We were drenched. Yvonne’s face was red. I was spinning. My legs felt like they were still pedaling. We walked over to the mats and dropped down side by side, Yvonne right beside me. I could hear her panting, myself panting, just lying there face up beside one another, our breath in sync. I lay there feeling my heart pump.

And then I smelled her. I mean at first I wasn’t sure if it was myself or Yvonne I was smelling, but then I knew it was her. Sweat and Opium. Really sexy. I guess she could have smelled me too. I could feel her listening to me. I could have moved my head over to her and rested it on her chest, let it rise and fall with her.

We lay there quiet and panting. Like we belonged together. Like two enemies side by side on a battlefield.

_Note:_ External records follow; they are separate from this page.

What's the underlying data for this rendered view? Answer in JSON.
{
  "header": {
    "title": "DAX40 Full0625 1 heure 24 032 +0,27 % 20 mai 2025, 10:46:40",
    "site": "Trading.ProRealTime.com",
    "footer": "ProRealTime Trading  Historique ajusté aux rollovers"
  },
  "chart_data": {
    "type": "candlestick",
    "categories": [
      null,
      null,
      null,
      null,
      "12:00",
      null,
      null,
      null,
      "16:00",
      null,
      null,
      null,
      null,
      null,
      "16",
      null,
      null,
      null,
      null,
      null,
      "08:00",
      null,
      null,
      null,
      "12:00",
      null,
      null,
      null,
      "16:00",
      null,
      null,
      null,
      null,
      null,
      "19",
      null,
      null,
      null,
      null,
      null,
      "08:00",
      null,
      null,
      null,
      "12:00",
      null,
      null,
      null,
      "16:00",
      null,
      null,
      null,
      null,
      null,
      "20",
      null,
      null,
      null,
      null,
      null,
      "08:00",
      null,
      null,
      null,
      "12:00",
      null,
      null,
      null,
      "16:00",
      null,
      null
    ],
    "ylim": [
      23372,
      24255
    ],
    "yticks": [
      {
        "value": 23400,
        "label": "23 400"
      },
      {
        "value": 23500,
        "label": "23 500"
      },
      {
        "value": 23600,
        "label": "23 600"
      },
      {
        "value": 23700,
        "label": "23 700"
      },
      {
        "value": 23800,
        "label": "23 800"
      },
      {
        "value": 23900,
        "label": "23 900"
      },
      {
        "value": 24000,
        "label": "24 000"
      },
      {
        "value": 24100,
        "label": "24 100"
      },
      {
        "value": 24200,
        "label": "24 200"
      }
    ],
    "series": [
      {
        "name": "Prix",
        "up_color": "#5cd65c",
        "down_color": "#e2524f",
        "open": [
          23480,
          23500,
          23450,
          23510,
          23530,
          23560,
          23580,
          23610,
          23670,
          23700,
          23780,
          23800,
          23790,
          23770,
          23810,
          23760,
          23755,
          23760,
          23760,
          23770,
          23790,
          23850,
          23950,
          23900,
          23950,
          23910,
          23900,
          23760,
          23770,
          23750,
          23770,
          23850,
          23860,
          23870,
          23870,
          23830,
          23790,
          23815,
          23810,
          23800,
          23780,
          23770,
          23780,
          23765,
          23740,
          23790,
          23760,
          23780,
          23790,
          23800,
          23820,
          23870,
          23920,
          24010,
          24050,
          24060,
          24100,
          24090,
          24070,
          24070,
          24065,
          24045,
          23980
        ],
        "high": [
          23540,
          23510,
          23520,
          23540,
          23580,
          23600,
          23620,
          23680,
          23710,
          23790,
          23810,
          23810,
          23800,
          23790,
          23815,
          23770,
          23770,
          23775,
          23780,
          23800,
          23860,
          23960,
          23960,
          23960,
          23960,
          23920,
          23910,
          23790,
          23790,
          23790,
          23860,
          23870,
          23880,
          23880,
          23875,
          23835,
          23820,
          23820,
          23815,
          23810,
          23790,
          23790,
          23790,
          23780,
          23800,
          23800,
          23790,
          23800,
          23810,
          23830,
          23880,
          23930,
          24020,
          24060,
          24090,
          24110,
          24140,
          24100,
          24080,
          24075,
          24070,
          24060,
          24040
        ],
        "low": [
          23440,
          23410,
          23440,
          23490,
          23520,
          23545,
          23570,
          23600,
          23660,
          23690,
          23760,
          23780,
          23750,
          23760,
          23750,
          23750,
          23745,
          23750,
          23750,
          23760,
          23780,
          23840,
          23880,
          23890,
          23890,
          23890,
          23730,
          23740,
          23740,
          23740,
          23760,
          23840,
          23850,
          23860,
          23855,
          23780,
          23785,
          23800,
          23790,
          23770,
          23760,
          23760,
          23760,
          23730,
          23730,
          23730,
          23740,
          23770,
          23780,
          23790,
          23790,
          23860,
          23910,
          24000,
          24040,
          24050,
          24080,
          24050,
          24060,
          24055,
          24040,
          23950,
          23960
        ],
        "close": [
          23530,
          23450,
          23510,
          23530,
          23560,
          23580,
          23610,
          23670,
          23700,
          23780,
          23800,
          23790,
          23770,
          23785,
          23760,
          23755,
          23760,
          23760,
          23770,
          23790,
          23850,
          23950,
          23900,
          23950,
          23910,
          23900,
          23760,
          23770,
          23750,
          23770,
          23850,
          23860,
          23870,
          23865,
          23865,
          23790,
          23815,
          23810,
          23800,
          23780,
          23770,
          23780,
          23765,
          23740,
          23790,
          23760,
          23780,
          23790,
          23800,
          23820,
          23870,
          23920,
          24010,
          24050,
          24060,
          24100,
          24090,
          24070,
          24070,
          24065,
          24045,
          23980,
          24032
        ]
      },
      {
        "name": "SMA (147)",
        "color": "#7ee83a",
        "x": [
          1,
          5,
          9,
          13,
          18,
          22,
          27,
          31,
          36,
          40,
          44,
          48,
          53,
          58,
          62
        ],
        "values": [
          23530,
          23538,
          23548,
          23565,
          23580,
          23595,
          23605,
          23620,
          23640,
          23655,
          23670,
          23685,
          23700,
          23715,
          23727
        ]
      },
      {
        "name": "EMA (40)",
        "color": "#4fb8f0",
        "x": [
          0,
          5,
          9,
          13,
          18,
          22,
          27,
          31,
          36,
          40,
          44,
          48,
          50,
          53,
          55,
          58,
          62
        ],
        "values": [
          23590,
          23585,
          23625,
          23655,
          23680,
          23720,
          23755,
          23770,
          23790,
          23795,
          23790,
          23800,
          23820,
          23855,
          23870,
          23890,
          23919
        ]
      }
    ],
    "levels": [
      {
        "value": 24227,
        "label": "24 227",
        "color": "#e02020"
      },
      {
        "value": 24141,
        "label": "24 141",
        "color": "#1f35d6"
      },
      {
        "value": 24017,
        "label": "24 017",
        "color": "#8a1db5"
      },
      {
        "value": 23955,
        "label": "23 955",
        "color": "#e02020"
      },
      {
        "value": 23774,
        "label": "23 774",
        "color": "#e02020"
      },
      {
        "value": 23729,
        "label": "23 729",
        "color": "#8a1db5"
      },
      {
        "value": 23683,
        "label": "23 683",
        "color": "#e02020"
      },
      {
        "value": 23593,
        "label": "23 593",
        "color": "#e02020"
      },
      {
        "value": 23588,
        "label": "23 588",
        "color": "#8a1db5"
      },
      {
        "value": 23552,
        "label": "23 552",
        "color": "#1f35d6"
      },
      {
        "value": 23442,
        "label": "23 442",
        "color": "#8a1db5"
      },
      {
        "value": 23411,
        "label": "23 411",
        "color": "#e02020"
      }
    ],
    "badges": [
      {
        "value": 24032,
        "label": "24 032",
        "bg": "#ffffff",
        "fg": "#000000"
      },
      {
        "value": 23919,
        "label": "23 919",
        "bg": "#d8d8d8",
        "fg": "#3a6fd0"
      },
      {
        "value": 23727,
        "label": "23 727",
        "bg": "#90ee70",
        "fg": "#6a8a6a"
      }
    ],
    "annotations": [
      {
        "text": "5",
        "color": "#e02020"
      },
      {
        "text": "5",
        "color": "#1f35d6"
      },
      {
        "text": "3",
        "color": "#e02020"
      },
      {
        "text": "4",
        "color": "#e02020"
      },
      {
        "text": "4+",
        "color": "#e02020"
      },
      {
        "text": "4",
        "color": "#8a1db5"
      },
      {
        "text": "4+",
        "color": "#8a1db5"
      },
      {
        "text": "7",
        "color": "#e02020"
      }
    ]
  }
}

After a while we stretched. We didn’t say anything, we just stretched. I thought of that scene in Norma when Adalgisa swears to give up the man she loves, who is actually Norma’s secret lover, Pollione. How she vows to beg Pollione to return to Norma. Then Norma and Adalgisa have this beautiful duet where they swear eternal love and friendship. That their loving hearts will beat together for the rest of their lives. Except that Norma is still supposed to end up with Pollione. Maria Callas just rips me apart in that scene.

Yvonne stood up, stretched, and got ready to go. It’s funny, but I almost felt hurt—the way I’d felt earlier when Brian checked the time and got up to leave.

“You going to swim?” she asked. She pulled off her sweatband and pushed her hair back. She stood over me, looking down at me. What could she have seen? My stomach rising and falling. My skin all wet and flushed. Mark’s wife, is that what she thought? Would she have gone to him to beg him to return to me? Would she have chosen me over him? I looked up at her. She looked really beautiful. I shook my head. I thought I was going to cry.

“I have to go,” she said. “I have a date.”

I watched her walk out and didn’t even follow her to the locker room to check her tan line. I didn’t go for a swim. I just lay there breathing.

It was only later that I remembered her saying something about a date. And Mark was going to be home with me. Maybe she was cheating on Mark.